Last night Taffy was on high alert as we approached the barn, and since we've been having fox issues, I wondered if we had a fox in the stable. Just to be safe, I grabbed the dog.
Good thing. It was no fox. It was this little black and white "Woods Kitty" who was exploring the feed room. Now, that is no need to panic, provided one has the dog in a firm grip. Taffy got unceremoniously stuffed into the Tack Room, while the skunk and I had a short discussion about what was going to happen next.
These are gentle souls, who prefer to be just left alone. I explained that I had the dog under control, so no fear about that. I explained that I needed to come into the room to get the night feed for the horses. Achmed bopped on it just to say hello...

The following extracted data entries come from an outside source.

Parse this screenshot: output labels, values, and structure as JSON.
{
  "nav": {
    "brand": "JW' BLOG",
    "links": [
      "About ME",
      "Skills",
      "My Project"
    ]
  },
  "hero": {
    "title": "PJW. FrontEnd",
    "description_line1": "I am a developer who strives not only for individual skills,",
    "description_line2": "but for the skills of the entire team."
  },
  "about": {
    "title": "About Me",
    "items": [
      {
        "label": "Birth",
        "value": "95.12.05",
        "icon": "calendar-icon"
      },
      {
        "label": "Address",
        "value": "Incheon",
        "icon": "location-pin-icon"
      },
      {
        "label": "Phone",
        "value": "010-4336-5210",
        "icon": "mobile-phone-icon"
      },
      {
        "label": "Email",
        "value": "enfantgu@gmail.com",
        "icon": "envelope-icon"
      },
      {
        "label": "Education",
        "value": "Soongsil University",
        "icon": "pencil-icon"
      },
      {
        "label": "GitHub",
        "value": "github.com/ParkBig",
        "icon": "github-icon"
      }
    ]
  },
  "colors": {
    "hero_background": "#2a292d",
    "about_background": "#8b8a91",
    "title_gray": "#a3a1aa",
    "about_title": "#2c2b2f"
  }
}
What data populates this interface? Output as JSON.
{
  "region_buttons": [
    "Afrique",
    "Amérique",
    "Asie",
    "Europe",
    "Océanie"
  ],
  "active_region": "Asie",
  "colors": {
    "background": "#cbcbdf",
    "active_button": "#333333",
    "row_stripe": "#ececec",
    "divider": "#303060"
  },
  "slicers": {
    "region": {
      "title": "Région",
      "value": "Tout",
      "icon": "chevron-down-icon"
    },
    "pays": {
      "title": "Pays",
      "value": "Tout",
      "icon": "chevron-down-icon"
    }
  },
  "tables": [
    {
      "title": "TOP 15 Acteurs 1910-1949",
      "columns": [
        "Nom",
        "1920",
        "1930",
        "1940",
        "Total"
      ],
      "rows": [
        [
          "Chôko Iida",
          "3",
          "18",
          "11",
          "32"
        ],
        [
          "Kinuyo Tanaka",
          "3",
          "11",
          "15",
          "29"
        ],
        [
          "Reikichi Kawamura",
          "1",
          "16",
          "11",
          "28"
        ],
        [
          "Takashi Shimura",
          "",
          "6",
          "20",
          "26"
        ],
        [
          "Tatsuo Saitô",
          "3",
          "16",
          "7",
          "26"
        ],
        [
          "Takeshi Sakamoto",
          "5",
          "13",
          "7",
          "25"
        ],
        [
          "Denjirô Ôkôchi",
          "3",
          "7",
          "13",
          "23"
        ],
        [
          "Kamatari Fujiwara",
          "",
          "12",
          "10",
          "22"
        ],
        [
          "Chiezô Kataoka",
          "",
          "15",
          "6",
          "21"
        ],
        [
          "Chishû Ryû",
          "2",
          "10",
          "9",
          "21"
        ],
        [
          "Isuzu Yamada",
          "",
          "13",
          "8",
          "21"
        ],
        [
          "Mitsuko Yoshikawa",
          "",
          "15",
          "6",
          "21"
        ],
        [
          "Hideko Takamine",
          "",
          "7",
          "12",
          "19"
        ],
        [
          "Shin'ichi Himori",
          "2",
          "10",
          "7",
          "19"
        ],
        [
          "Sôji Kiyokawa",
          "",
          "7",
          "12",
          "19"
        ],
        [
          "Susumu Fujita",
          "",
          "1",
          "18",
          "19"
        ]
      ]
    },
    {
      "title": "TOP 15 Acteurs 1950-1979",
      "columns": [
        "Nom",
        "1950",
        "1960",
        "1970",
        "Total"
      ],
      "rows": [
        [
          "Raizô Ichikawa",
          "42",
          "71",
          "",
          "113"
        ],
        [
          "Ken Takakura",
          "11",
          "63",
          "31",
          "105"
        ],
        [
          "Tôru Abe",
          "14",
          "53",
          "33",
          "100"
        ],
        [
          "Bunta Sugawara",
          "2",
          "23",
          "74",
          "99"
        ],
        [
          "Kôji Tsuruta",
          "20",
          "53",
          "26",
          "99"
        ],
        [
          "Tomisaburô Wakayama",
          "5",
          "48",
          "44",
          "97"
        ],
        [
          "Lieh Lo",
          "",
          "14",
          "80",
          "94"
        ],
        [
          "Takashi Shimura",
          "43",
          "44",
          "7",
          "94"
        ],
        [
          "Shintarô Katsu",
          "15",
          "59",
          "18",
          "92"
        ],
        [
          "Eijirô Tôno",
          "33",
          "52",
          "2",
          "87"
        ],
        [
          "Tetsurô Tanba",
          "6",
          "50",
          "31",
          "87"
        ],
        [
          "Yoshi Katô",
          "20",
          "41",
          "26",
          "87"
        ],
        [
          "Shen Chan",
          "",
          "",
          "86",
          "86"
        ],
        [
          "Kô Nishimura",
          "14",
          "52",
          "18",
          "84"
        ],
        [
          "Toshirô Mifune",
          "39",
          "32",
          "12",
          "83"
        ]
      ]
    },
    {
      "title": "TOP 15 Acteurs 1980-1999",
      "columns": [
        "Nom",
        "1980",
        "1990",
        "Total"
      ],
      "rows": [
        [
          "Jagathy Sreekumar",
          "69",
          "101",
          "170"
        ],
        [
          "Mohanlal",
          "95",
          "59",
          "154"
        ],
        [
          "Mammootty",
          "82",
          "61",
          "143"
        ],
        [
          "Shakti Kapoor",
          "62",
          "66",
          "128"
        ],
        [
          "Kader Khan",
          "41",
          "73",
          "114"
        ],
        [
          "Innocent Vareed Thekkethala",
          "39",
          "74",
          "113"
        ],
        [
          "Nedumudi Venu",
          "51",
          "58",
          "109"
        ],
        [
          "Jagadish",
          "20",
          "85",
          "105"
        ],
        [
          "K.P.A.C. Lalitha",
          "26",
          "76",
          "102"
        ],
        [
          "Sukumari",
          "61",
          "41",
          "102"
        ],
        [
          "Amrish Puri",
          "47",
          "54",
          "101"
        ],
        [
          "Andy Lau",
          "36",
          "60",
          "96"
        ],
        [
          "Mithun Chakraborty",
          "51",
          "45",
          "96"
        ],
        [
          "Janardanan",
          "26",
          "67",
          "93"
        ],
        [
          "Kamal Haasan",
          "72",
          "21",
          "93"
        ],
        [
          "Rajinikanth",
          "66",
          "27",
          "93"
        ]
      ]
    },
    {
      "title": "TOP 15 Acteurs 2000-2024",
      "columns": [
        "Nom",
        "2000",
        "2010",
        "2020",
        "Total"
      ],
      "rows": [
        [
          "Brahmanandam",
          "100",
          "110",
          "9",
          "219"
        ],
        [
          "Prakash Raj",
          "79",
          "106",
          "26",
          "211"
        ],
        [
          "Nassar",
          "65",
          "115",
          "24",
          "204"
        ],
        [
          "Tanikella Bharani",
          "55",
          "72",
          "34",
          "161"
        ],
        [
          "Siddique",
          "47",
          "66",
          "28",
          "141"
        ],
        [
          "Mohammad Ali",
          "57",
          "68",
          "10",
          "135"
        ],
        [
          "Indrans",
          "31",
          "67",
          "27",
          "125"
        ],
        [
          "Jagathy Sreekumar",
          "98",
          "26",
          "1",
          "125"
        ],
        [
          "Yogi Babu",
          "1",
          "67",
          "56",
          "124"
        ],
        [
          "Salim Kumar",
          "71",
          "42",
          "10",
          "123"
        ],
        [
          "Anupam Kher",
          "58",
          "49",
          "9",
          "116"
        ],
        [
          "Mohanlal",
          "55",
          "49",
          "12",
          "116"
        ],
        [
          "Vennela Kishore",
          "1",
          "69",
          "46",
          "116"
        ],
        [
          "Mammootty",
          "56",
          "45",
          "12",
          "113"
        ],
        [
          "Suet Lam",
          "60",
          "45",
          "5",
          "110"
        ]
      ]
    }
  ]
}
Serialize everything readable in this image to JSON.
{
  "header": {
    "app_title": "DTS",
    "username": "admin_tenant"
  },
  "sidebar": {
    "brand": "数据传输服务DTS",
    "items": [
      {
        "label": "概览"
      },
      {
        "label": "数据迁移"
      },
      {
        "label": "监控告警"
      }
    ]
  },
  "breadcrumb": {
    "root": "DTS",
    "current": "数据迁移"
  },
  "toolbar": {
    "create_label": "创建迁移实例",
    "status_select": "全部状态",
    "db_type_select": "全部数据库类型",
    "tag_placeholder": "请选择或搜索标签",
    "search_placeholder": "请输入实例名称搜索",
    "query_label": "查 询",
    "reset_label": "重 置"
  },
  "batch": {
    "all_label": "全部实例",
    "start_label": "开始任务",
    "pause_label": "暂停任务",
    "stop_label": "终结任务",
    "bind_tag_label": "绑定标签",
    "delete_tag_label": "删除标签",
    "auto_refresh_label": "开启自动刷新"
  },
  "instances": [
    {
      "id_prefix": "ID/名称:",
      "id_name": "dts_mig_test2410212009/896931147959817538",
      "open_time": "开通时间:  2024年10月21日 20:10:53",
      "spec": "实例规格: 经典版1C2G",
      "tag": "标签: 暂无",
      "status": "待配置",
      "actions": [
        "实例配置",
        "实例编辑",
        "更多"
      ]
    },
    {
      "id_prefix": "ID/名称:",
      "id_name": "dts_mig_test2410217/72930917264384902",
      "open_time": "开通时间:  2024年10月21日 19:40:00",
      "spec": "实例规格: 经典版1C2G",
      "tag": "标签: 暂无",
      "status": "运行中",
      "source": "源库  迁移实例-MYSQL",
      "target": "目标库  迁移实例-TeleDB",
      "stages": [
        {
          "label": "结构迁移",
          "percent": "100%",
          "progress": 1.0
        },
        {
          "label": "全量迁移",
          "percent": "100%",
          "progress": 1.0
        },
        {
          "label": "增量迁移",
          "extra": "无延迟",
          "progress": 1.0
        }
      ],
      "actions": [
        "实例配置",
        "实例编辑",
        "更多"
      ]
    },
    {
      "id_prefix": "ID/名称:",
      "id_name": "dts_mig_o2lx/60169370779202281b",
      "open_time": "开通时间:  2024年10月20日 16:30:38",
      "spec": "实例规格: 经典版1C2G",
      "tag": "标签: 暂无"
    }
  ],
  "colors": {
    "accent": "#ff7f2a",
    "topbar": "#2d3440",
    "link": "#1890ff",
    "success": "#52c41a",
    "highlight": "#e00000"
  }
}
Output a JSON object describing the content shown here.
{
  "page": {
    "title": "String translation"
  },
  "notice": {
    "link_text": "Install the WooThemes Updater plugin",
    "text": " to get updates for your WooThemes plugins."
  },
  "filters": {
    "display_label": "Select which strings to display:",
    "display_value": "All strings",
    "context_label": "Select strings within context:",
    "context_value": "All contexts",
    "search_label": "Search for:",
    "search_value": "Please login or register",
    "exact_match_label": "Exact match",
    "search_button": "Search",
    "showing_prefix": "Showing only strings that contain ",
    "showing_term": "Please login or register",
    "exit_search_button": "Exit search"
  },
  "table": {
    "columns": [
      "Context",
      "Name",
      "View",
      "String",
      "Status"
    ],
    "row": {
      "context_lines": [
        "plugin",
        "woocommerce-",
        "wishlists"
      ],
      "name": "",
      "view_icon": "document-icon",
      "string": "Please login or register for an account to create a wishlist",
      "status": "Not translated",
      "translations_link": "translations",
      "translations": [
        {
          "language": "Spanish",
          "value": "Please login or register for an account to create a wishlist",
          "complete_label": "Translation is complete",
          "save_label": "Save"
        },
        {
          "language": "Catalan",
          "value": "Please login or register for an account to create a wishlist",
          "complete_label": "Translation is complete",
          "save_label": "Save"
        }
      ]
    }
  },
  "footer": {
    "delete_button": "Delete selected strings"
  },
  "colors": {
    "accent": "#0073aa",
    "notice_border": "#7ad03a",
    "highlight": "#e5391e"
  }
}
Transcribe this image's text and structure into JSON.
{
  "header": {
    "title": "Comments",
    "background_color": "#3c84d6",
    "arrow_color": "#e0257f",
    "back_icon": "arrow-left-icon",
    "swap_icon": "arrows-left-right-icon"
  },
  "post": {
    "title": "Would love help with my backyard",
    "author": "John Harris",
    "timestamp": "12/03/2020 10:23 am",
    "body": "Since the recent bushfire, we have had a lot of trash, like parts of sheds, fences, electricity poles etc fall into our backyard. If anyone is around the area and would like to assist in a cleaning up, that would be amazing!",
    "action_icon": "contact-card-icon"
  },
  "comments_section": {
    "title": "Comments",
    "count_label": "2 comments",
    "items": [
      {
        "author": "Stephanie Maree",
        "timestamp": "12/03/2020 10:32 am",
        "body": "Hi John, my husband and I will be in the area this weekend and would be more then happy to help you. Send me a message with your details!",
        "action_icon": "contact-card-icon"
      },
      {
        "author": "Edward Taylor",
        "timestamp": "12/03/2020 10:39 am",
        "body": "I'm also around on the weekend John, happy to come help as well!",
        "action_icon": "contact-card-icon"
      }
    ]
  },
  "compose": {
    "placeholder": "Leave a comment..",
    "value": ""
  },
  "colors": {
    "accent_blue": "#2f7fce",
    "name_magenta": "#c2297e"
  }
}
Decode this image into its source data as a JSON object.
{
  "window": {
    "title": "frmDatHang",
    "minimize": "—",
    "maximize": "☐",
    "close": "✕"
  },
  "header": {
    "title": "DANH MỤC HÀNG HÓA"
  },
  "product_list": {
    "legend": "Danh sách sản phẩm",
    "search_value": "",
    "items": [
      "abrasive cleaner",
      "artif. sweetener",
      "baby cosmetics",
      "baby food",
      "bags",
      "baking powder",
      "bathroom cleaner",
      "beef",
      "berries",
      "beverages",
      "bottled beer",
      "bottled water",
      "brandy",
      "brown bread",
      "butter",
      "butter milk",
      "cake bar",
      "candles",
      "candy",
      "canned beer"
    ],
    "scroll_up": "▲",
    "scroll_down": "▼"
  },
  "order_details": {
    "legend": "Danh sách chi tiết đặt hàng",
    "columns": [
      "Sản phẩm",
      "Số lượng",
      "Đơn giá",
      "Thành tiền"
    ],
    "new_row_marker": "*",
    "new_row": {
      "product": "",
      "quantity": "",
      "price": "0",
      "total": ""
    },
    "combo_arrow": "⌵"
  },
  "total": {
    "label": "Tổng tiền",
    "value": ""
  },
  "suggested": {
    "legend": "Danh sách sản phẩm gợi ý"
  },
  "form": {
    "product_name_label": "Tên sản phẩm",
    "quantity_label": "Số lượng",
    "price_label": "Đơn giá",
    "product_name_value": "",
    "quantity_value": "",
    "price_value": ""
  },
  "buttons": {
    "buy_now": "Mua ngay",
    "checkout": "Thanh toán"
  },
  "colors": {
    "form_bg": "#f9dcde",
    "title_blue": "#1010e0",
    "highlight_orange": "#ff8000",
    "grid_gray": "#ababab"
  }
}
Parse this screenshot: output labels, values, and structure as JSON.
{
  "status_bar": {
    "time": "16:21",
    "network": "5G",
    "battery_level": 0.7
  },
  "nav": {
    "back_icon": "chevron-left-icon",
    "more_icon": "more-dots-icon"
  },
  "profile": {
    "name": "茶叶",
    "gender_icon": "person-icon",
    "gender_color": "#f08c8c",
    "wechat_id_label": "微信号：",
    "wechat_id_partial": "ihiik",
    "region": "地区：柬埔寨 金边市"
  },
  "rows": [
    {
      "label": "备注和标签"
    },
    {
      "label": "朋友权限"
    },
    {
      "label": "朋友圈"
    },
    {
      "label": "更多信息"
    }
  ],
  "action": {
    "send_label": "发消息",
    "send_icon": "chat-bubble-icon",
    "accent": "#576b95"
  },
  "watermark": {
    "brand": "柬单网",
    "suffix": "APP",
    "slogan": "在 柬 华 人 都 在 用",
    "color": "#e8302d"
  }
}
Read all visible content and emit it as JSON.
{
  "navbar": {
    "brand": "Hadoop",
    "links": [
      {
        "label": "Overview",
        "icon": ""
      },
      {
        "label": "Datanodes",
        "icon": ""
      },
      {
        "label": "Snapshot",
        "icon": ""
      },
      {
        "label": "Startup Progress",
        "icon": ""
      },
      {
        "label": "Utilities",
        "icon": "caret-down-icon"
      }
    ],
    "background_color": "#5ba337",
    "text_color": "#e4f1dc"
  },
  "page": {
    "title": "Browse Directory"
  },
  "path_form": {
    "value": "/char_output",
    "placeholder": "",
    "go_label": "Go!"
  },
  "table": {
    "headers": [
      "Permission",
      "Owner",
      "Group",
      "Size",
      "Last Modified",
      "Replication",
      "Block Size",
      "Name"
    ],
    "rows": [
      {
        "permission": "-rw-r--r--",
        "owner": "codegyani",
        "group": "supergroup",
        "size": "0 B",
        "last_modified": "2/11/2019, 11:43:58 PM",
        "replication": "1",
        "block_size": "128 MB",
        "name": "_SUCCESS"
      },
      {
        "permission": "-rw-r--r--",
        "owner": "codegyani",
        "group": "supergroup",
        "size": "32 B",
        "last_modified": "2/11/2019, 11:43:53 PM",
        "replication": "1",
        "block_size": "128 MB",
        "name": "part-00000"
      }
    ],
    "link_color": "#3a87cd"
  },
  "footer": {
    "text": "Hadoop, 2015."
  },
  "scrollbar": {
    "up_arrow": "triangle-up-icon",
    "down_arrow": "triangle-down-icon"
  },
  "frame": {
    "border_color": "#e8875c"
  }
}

We all of us went about our lawful business. Skunk withdrew under the old fridedaire that serves as a cupboard in the feed room. Achmed sat at the edge to continue his conversation -- the cat also has an on-going relationship with the fox, who is frequently seen sitting on the lawn about ten feet away from the cat, the two of them carrying on a long discussion about who knows what. Horses just shrugged, and tucked into their hay. Chickens were snug in their coop. Taffy got snapped onto a leash to ensure she stayed with me all the way home. While we do have an excellent recipe for removing the smell, midnight is not the time of day to be starting up the process!
Achmed stayed behind -- there was evidently more to talk about.
Walking home, I could hear the wolves way way way back on the hill to the north. An owl was hooting nearby. Stars were vivid and close and the air was as clear as it can ever be. There were faint Northern Lights shimmering in counterpoint to the wolf-song.
When I walked into the living room, Napster, too, had joined the act.... there was a mouse running across the carpet, with the Artist in keen pursuit.
Some nights there is just almost more wildlife than one can handle...
These are pictures Brian took on April 24, after the sudden spring storm.
The snow is all gone now. Temperatures are heading back up.
Thoughts are turning to the May Long Weekend... Mother's Day. Couples' getaways to look for Moose in the Park.
Or just spending some quality time unwinding and recharging. Enjoying a relaxing break admiring the view, and listening to the quiet.
The canoes will be back in the water for the Victoria Day weekend. Not before -- with that little reminder that winter isn't quite done with us, the water is just too cold.
The birds were not particularly enthralled with the snowstorm. They vanished. But they are back again, the swallows sketching designs in the clear air.
Summer is on the way. These sudden weather shifts just remind us how sweet the warm weather truly is.
Everyone likes to think that an early spring means winter is done.
Not so fast.
We always get at least one "last blast". I can recall early May weekends with snow coming down so hard you couldn't see across the yard.
This morning we woke to a time warp back into winter. Quite lovely, if you were enjoying it through a window.
Or from the seat of the snowmobile... Brian got it out of storage right away and took advantage of snow to tour the fields. Why he felt he should zoom down my stairs is anyone's guess... Boys and their toys... Perhaps we can blame that on Spring Fever.
We could see where the wild turkeys have been out on a route march. We could see the fox tracks -- I did consider trying to follow them back to the den, but they went on and on. The fox has been scoring chickens, having sadly mistaken us for the KFC Drive-Thru of late. We are working on a security system -- the hens do love to be ranging free and far, but come spring when the foxes have kits in the den, we need to have somewhere fox-proof for them to range instead.
Taffy did her bit -- she chased the fox away. And a handsome fox it was too. She then came back to celebrate by jumping for joy, adding a splash of colour to a day all dressed in black and white. Lots of white.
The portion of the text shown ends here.